Again, my question is about what techniques could be used to find these explicit solutions (especially $h=k\, \mathrm{sech}(k)$) if I did not already know them.

Background

I am currently taking Calculus 2. A couple weeks ago, for fun, I decided to try to calculate the shape of a soap film between two parallel rings and the maximum distance between the rings before the bubble would pop. Since the soap tries to minimize surface area, it forms the shape of a catenoid (the surface of revolution of hyperbolic cosine).

I let the radius of the rings equal $1$, $h$ equal half the distance between the rings, and $r$ equal the radius halfway between the rings (the minimum of $cosh$).
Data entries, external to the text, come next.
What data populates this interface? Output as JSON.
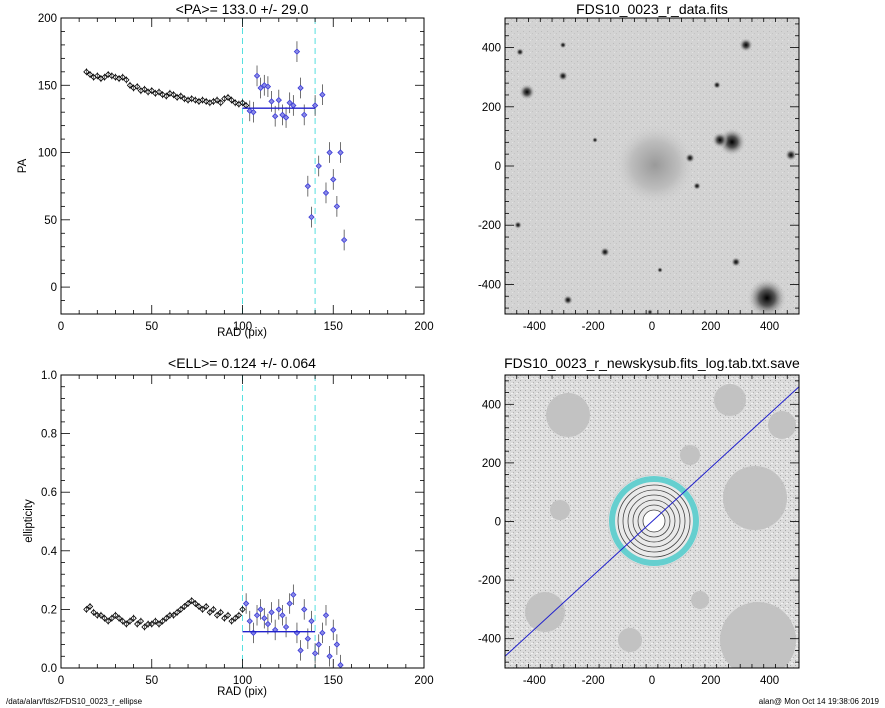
{
  "chart_data": [
    {
      "type": "scatter",
      "title": "<PA>= 133.0 +/-  29.0",
      "xlabel": "RAD (pix)",
      "ylabel": "PA",
      "xlim": [
        0,
        200
      ],
      "ylim": [
        -20,
        200
      ],
      "xticks": [
        "0",
        "50",
        "100",
        "150",
        "200"
      ],
      "yticks": [
        "0",
        "50",
        "100",
        "150",
        "200"
      ],
      "vlines": [
        100,
        140
      ],
      "mean_line": {
        "value": 133.0,
        "x": [
          100,
          140
        ]
      },
      "series": [
        {
          "x": [
            14,
            16,
            18,
            20,
            22,
            24,
            26,
            28,
            30,
            32,
            34,
            36,
            38,
            40,
            42,
            44,
            46,
            48,
            50,
            52,
            54,
            56,
            58,
            60,
            62,
            64,
            66,
            68,
            70,
            72,
            74,
            76,
            78,
            80,
            82,
            84,
            86,
            88,
            90,
            92,
            94,
            96,
            98,
            100,
            102
          ],
          "y": [
            160,
            158,
            156,
            157,
            155,
            156,
            158,
            157,
            156,
            155,
            156,
            154,
            150,
            148,
            149,
            146,
            147,
            145,
            146,
            144,
            145,
            143,
            142,
            144,
            143,
            141,
            142,
            140,
            139,
            140,
            139,
            138,
            139,
            138,
            137,
            138,
            139,
            137,
            140,
            141,
            139,
            137,
            136,
            137,
            135
          ]
        },
        {
          "x": [
            104,
            106,
            108,
            110,
            112,
            114,
            116,
            118,
            120,
            122,
            124,
            126,
            128,
            130,
            132,
            134,
            136,
            138,
            140,
            142,
            144,
            146,
            148,
            150,
            152,
            154,
            156
          ],
          "y": [
            131,
            130,
            157,
            148,
            150,
            149,
            138,
            127,
            139,
            128,
            126,
            137,
            135,
            175,
            148,
            128,
            75,
            52,
            135,
            90,
            143,
            70,
            100,
            80,
            60,
            100,
            35
          ]
        }
      ]
    },
    {
      "type": "heatmap",
      "title": "FDS10_0023_r_data.fits",
      "xlim": [
        -500,
        500
      ],
      "ylim": [
        -500,
        500
      ],
      "xticks": [
        "-400",
        "-200",
        "0",
        "200",
        "400"
      ],
      "yticks": [
        "-400",
        "-200",
        "0",
        "200",
        "400"
      ]
    },
    {
      "type": "scatter",
      "title": "<ELL>= 0.124 +/-  0.064",
      "xlabel": "RAD (pix)",
      "ylabel": "ellipticity",
      "xlim": [
        0,
        200
      ],
      "ylim": [
        0,
        1.0
      ],
      "xticks": [
        "0",
        "50",
        "100",
        "150",
        "200"
      ],
      "yticks": [
        "0.0",
        "0.2",
        "0.4",
        "0.6",
        "0.8",
        "1.0"
      ],
      "vlines": [
        100,
        140
      ],
      "mean_line": {
        "value": 0.124,
        "x": [
          100,
          140
        ]
      },
      "series": [
        {
          "x": [
            14,
            16,
            18,
            20,
            22,
            24,
            26,
            28,
            30,
            32,
            34,
            36,
            38,
            40,
            42,
            44,
            46,
            48,
            50,
            52,
            54,
            56,
            58,
            60,
            62,
            64,
            66,
            68,
            70,
            72,
            74,
            76,
            78,
            80,
            82,
            84,
            86,
            88,
            90,
            92,
            94,
            96,
            98,
            100
          ],
          "y": [
            0.2,
            0.21,
            0.19,
            0.18,
            0.18,
            0.17,
            0.16,
            0.17,
            0.18,
            0.17,
            0.16,
            0.15,
            0.16,
            0.17,
            0.15,
            0.16,
            0.14,
            0.15,
            0.15,
            0.16,
            0.15,
            0.16,
            0.17,
            0.18,
            0.18,
            0.19,
            0.2,
            0.21,
            0.22,
            0.23,
            0.22,
            0.21,
            0.2,
            0.21,
            0.19,
            0.2,
            0.18,
            0.19,
            0.17,
            0.18,
            0.16,
            0.17,
            0.18,
            0.2
          ]
        },
        {
          "x": [
            102,
            104,
            106,
            108,
            110,
            112,
            114,
            116,
            118,
            120,
            122,
            124,
            126,
            128,
            130,
            132,
            134,
            136,
            138,
            140,
            142,
            144,
            146,
            148,
            150,
            152,
            154
          ],
          "y": [
            0.22,
            0.16,
            0.12,
            0.18,
            0.2,
            0.17,
            0.15,
            0.19,
            0.13,
            0.2,
            0.18,
            0.14,
            0.22,
            0.25,
            0.12,
            0.06,
            0.2,
            0.1,
            0.16,
            0.05,
            0.08,
            0.12,
            0.18,
            0.04,
            0.13,
            0.08,
            0.01
          ]
        }
      ]
    },
    {
      "type": "heatmap",
      "title": "FDS10_0023_r_newskysub.fits_log.tab.txt.save",
      "xlim": [
        -500,
        500
      ],
      "ylim": [
        -500,
        500
      ],
      "xticks": [
        "-400",
        "-200",
        "0",
        "200",
        "400"
      ],
      "yticks": [
        "-400",
        "-200",
        "0",
        "200",
        "400"
      ]
    }
  ],
  "footer": {
    "left": "/data/alan/fds2/FDS10_0023_r_ellipse",
    "right": "alan@  Mon Oct 14 19:38:06 2019"
  },
  "colors": {
    "axis": "#000000",
    "marker": "#000000",
    "highlight": "#3b3bd6",
    "vline": "#55e0e0",
    "meanline": "#2222cc",
    "contour": "#44c8c8"
  }
}
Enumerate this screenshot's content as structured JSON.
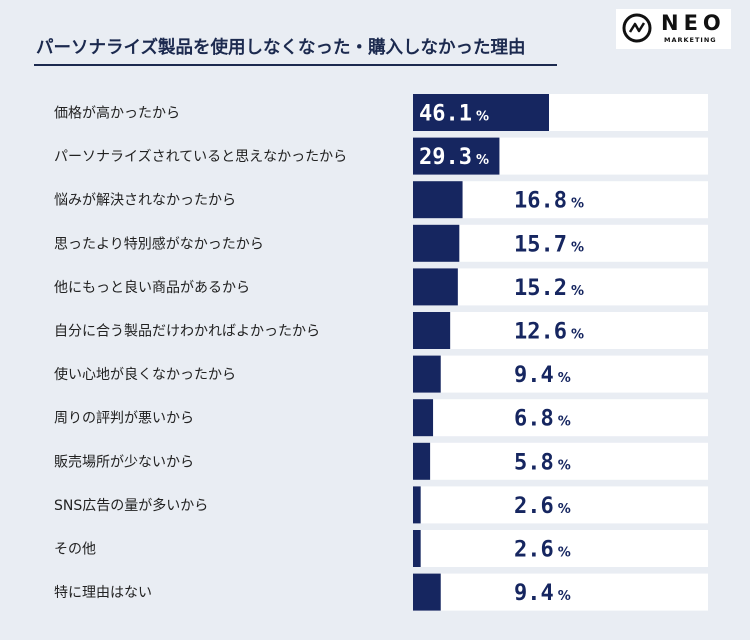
{
  "header": {
    "title": "パーソナライズ製品を使用しなくなった・購入しなかった理由",
    "logo_word": "NEO",
    "logo_sub": "MARKETING"
  },
  "colors": {
    "bar": "#162660",
    "track": "#ffffff",
    "background": "#e9edf3",
    "text_dark": "#1c2a4f"
  },
  "chart_data": {
    "type": "bar",
    "orientation": "horizontal",
    "categories": [
      "価格が高かったから",
      "パーソナライズされていると思えなかったから",
      "悩みが解決されなかったから",
      "思ったより特別感がなかったから",
      "他にもっと良い商品があるから",
      "自分に合う製品だけわかればよかったから",
      "使い心地が良くなかったから",
      "周りの評判が悪いから",
      "販売場所が少ないから",
      "SNS広告の量が多いから",
      "その他",
      "特に理由はない"
    ],
    "values": [
      46.1,
      29.3,
      16.8,
      15.7,
      15.2,
      12.6,
      9.4,
      6.8,
      5.8,
      2.6,
      2.6,
      9.4
    ],
    "value_labels": [
      "46.1",
      "29.3",
      "16.8",
      "15.7",
      "15.2",
      "12.6",
      "9.4",
      "6.8",
      "5.8",
      "2.6",
      "2.6",
      "9.4"
    ],
    "unit": "%",
    "xlim": [
      0,
      100
    ],
    "grid": false,
    "legend": "none"
  }
}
I found that letting $k = \mathrm{sech}^{-1}(r)$ simplified things. Using integration, I found the surface area of $y=\mathrm{sech}(k)\cosh\left(\frac{k}{h}x\right)$ revolved around the X-axis between $-h$ and $h$. The bubble should then converge to the nearest local minimum of this area. Taking the derivative of this with respect to $k$ and setting it equal to zero gave me the above equation.
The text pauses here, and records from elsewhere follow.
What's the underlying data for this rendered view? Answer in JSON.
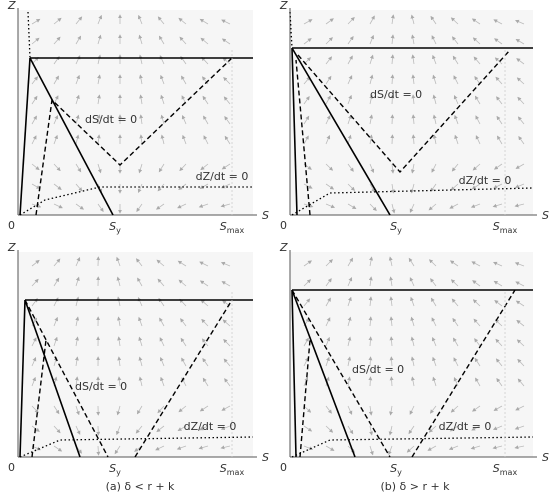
{
  "panels": [
    {
      "y_axis": "Z",
      "x_axis": "S",
      "origin": "0",
      "x_ticks": [
        {
          "base": "S",
          "sub": "y"
        },
        {
          "base": "S",
          "sub": "max"
        }
      ],
      "curves": [
        "dS/dt = 0",
        "dZ/dt = 0"
      ]
    },
    {
      "y_axis": "Z",
      "x_axis": "S",
      "origin": "0",
      "x_ticks": [
        {
          "base": "S",
          "sub": "y"
        },
        {
          "base": "S",
          "sub": "max"
        }
      ],
      "curves": [
        "dS/dt = 0",
        "dZ/dt = 0"
      ]
    },
    {
      "y_axis": "Z",
      "x_axis": "S",
      "origin": "0",
      "x_ticks": [
        {
          "base": "S",
          "sub": "y"
        },
        {
          "base": "S",
          "sub": "max"
        }
      ],
      "curves": [
        "dS/dt = 0",
        "dZ/dt = 0"
      ]
    },
    {
      "y_axis": "Z",
      "x_axis": "S",
      "origin": "0",
      "x_ticks": [
        {
          "base": "S",
          "sub": "y"
        },
        {
          "base": "S",
          "sub": "max"
        }
      ],
      "curves": [
        "dS/dt = 0",
        "dZ/dt = 0"
      ]
    }
  ],
  "captions": [
    "(a) δ < r + k",
    "(b) δ > r + k"
  ]
}
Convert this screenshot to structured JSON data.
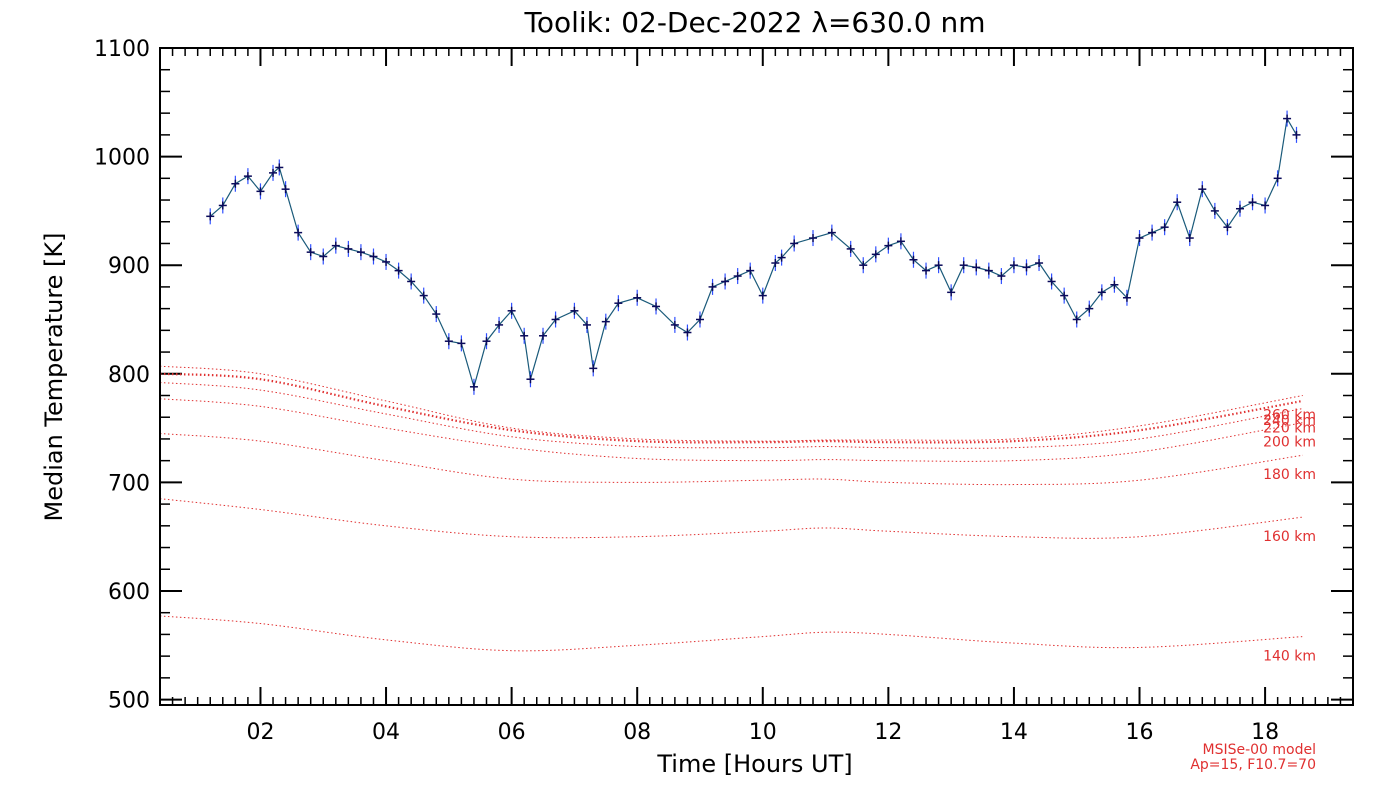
{
  "chart_data": {
    "type": "line",
    "title": "Toolik: 02-Dec-2022 λ=630.0 nm",
    "xlabel": "Time [Hours UT]",
    "ylabel": "Median Temperature [K]",
    "xlim": [
      0.4,
      19.4
    ],
    "ylim": [
      495,
      1100
    ],
    "x_ticks": [
      2,
      4,
      6,
      8,
      10,
      12,
      14,
      16,
      18
    ],
    "x_tick_labels": [
      "02",
      "04",
      "06",
      "08",
      "10",
      "12",
      "14",
      "16",
      "18"
    ],
    "y_ticks": [
      500,
      600,
      700,
      800,
      900,
      1000,
      1100
    ],
    "y_tick_labels": [
      "500",
      "600",
      "700",
      "800",
      "900",
      "1000",
      "1100"
    ],
    "grid": false,
    "colors": {
      "measured": "#0a0a5a",
      "errorbar": "#3050ff",
      "model": "#e03030"
    },
    "series": [
      {
        "x": [
          1.2,
          1.4,
          1.6,
          1.8,
          2.0,
          2.2,
          2.3,
          2.4,
          2.6,
          2.8,
          3.0,
          3.2,
          3.4,
          3.6,
          3.8,
          4.0,
          4.2,
          4.4,
          4.6,
          4.8,
          5.0,
          5.2,
          5.4,
          5.6,
          5.8,
          6.0,
          6.2,
          6.3,
          6.5,
          6.7,
          7.0,
          7.2,
          7.3,
          7.5,
          7.7,
          8.0,
          8.3,
          8.6,
          8.8,
          9.0,
          9.2,
          9.4,
          9.6,
          9.8,
          10.0,
          10.2,
          10.3,
          10.5,
          10.8,
          11.1,
          11.4,
          11.6,
          11.8,
          12.0,
          12.2,
          12.4,
          12.6,
          12.8,
          13.0,
          13.2,
          13.4,
          13.6,
          13.8,
          14.0,
          14.2,
          14.4,
          14.6,
          14.8,
          15.0,
          15.2,
          15.4,
          15.6,
          15.8,
          16.0,
          16.2,
          16.4,
          16.6,
          16.8,
          17.0,
          17.2,
          17.4,
          17.6,
          17.8,
          18.0,
          18.2,
          18.35,
          18.5
        ],
        "y": [
          945,
          955,
          975,
          982,
          968,
          985,
          990,
          970,
          930,
          912,
          908,
          918,
          915,
          912,
          908,
          903,
          895,
          885,
          872,
          855,
          830,
          828,
          788,
          830,
          845,
          858,
          835,
          795,
          835,
          850,
          858,
          845,
          805,
          848,
          865,
          870,
          862,
          845,
          838,
          850,
          880,
          885,
          890,
          895,
          872,
          902,
          907,
          920,
          925,
          930,
          915,
          900,
          910,
          918,
          922,
          905,
          895,
          900,
          875,
          900,
          898,
          895,
          890,
          900,
          898,
          902,
          885,
          872,
          850,
          860,
          875,
          882,
          870,
          925,
          930,
          935,
          958,
          925,
          970,
          950,
          935,
          952,
          958,
          955,
          980,
          1035,
          1020
        ]
      },
      {
        "name": "140 km",
        "x": [
          0.4,
          2,
          4,
          6,
          8,
          10,
          11,
          12,
          14,
          16,
          18.6
        ],
        "y": [
          577,
          570,
          555,
          545,
          550,
          558,
          562,
          560,
          552,
          548,
          558
        ]
      },
      {
        "name": "160 km",
        "x": [
          0.4,
          2,
          4,
          6,
          8,
          10,
          11,
          12,
          14,
          16,
          18.6
        ],
        "y": [
          685,
          675,
          660,
          650,
          650,
          655,
          658,
          655,
          650,
          650,
          668
        ]
      },
      {
        "name": "180 km",
        "x": [
          0.4,
          2,
          4,
          6,
          8,
          10,
          11,
          12,
          14,
          16,
          18.6
        ],
        "y": [
          745,
          738,
          720,
          703,
          700,
          702,
          703,
          700,
          698,
          702,
          725
        ]
      },
      {
        "name": "200 km",
        "x": [
          0.4,
          2,
          4,
          6,
          8,
          10,
          11,
          12,
          14,
          16,
          18.6
        ],
        "y": [
          777,
          770,
          750,
          732,
          722,
          720,
          721,
          720,
          720,
          728,
          755
        ]
      },
      {
        "name": "220 km",
        "x": [
          0.4,
          2,
          4,
          6,
          8,
          10,
          11,
          12,
          14,
          16,
          18.6
        ],
        "y": [
          792,
          785,
          763,
          742,
          733,
          732,
          733,
          732,
          732,
          740,
          768
        ]
      },
      {
        "name": "240 km",
        "x": [
          0.4,
          2,
          4,
          6,
          8,
          10,
          11,
          12,
          14,
          16,
          18.6
        ],
        "y": [
          800,
          795,
          770,
          748,
          738,
          737,
          738,
          737,
          738,
          748,
          775
        ]
      },
      {
        "name": "260 km",
        "x": [
          0.4,
          2,
          4,
          6,
          8,
          10,
          11,
          12,
          14,
          16,
          18.6
        ],
        "y": [
          807,
          800,
          775,
          750,
          740,
          738,
          739,
          739,
          740,
          752,
          780
        ]
      }
    ],
    "model_note": [
      "MSISe-00 model",
      "Ap=15, F10.7=70"
    ]
  }
}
After trying to solve the equation for a while, I found this site that says the maximum separation between the rings was the maximum height of $\frac{x}{\cosh(x)}$. I tried this expression in my equation, and, to my amazement, it worked.

Answer 1

I will prove that these are the only solutions: $k=0$ and $h(k)=\pm k\operatorname{sech}k$.

It is easy to see that $k=0$ is a solution so herein we let $k\ne0$.

Let $h(k)$ be a function such that $$\frac{k^2}{h(k)\cosh^2k}\sqrt{1+\left(\frac{k\tanh k}{h(k)}\right)^2}=\operatorname{arsinh}\frac{k\tanh k}{h(k)}.$$ This is equivalent to your equation as your RHS is the expanded version of $\operatorname{arsinh}$.

Let $g(k)=(k\tanh k)/h(k).$ Then we have $$\operatorname{arsinh}g(k)=\frac{k^2g(k)\sqrt{1+g(k)^2}}{k\tanh k\cosh^2k}=\frac{2kg(k)\sqrt{1+g(k)^2}}{\sinh2k}.$$

Let $g(k)=\sinh f(k)$, which is permitted as $\sinh$ is bijective over the reals. Then $$f(k)=\frac{2k\sinh f(k)\sqrt{1+\sinh^2f(k)}}{\sinh2k}=\frac{k\sinh2f(k)}{\sinh2k}\iff\frac{\sinh2f(k)}{f(k)}=\frac{\sinh2k}k.$$ The function $\sinh(2k)/k$ is symmetric about the $y$-axis and strictly increasing for positive $k$. Therefore, the equation only holds when $f(k)=\pm k$, in which case $$h(k)=\frac{k\tanh k}{\sinh f(k)}=\pm k\operatorname{sech}k.$$